02
もう少しで梅雨に入るという頃、いつもの様にバス停に立つ友達名前は、朝から暑いと額に薄らと浮いた汗をハンカチで押さえながら名前を待っていた。
遠くからでも分かる、薄い水色のセーラー服が見えて来ると、友達名前は片手を上げようとし、その両隣にいる無駄に背が高いいとこを見つけ顔を顰めた。
「友達名前、おはよう。」
「名前、おはようさん。暑いね。もうわたし、汗かき始め…」
「おい、俺らもおるんやけど。」
「チッ、知っとるわ。」
「おまえ、名前と同じ制服着て舌打ちすんなや。」
わざと視界に入れない様にしていた友達名前は、思わずと言った感じで舌打ちが出てしまう。
稲荷崎高校と名前達が通う女子校は、バスの同じ沿線にあり、女子校の方が三つほど手前で降りる。駅とは逆方向となり、また各々の高校の最寄駅もまた別となるので、朝の通勤通学時間にも関わらず、比較的空いている。その代わりバスの本数が少ないのは残念だが仕方がない。

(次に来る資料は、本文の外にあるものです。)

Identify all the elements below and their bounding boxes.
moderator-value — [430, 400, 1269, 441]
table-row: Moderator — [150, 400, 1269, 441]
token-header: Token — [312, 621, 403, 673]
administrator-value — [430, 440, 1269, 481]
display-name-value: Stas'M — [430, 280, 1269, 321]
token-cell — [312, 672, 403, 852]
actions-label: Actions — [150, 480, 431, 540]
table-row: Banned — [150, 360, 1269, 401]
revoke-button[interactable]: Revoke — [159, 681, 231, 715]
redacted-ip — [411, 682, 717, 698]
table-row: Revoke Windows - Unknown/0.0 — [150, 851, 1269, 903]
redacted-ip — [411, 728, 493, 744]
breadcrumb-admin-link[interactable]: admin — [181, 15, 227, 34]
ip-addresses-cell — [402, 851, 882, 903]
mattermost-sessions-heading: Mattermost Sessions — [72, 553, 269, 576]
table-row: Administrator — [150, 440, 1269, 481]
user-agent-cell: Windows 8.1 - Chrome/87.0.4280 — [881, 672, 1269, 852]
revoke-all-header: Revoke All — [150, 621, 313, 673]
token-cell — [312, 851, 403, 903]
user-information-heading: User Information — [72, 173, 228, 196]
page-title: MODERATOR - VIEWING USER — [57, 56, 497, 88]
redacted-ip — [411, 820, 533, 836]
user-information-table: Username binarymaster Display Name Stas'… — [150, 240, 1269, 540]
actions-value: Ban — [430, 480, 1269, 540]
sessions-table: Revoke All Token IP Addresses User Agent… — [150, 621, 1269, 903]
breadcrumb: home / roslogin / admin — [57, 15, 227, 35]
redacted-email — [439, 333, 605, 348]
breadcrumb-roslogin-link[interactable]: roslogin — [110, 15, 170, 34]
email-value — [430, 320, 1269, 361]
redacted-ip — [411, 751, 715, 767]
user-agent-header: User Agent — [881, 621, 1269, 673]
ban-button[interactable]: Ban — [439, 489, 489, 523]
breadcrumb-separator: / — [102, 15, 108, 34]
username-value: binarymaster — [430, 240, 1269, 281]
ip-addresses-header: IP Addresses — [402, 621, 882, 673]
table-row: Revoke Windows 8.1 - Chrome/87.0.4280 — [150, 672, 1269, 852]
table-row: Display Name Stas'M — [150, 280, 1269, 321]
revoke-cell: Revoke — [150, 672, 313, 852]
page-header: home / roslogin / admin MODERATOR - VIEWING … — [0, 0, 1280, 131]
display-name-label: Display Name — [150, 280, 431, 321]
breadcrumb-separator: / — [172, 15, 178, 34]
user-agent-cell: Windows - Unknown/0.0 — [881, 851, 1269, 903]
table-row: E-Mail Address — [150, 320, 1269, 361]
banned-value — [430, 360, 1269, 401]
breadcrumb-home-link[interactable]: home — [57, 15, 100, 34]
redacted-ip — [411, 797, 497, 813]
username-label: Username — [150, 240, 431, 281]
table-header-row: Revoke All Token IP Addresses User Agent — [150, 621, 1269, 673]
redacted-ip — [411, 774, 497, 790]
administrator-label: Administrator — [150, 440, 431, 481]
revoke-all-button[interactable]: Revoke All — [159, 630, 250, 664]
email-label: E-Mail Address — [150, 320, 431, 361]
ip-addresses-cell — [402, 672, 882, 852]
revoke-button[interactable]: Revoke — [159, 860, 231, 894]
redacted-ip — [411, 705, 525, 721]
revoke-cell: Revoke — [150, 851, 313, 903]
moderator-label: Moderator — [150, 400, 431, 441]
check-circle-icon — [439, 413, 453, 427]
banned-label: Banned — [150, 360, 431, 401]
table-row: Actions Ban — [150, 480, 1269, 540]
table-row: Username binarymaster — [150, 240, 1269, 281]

乗る予定のバスが2分程遅れて到着し、四人はバスに乗り込んだ。後方の二人掛けの座席がいくつか空いており、最初に乗り込んだ名前が座ると、次に乗った治は名前の隣に座った。
「なんで治がそこ座るん。」
「あ?たまにはええやろ。」
「そこは、わたしの席や。」
「あっちも空いてるやろが。」
いつまでも揉めていられる訳でもなく、友達名前は本日2回目の舌打ちをしてから、空いている席へと座った。そしてその隣には、侑が座った。
「……友達名前のその制服姿、見慣れんわ。」
侑は、名前と同じ制服を着る友達名前をチラリと見てからため息を付いた。そんなものは、自分でも分かっていると思うがその言葉を飲み込む。言い返したところで、いつもの様に言い合いになるだけであり、朝からそんな事で体力消耗は避けたい。
「なんや、なんか言い返さないんかい。」
「面倒くさいわ…。」
「ほおん。………で、名前はどうや。」
その声は、いつもより抑えられていて、通路挟んで斜め前に座る名前と治には聞こえない大きさだった。友達名前はチラリと二人に視線を向けてから侑を見た。
「大丈夫や、と思う。」
まだ高校に入ってから2ヶ月と少ししか経ってはいない。さらにこれから梅雨に入る為、雨の日も増える。だいぶ落ち着いたとはいえ、それは突然起きるので、これからも大丈夫だとは言い切れない。学校の先生には伝えてあるし、もし何かあればすぐに友達名前を呼んでもらえるようにはなっている。
「名前の事はまかしとき。」
「おん。なんかあったら、絶対連絡しろや。」
「分かっとるわ。」
「すぐ学校行ったる。」
「え、学校は来んでええよ。」
「は?なんでや。行くわ。」
「いや、マジで来んなや。」
「なんでや!」
「おい、お前ら喧しいねん。静かにせえ。」
案の定、言い合いとなった侑と友達名前に、治は振り返り二人に恥ずかしい奴らという目を向けながら言った。それに対し、本日3回目の友達名前の舌打ちが響き、名前は一瞬ふっと笑った。その一瞬の顔に、侑も友達名前もヘラっと笑うと、治は、キモッ、と言い放った。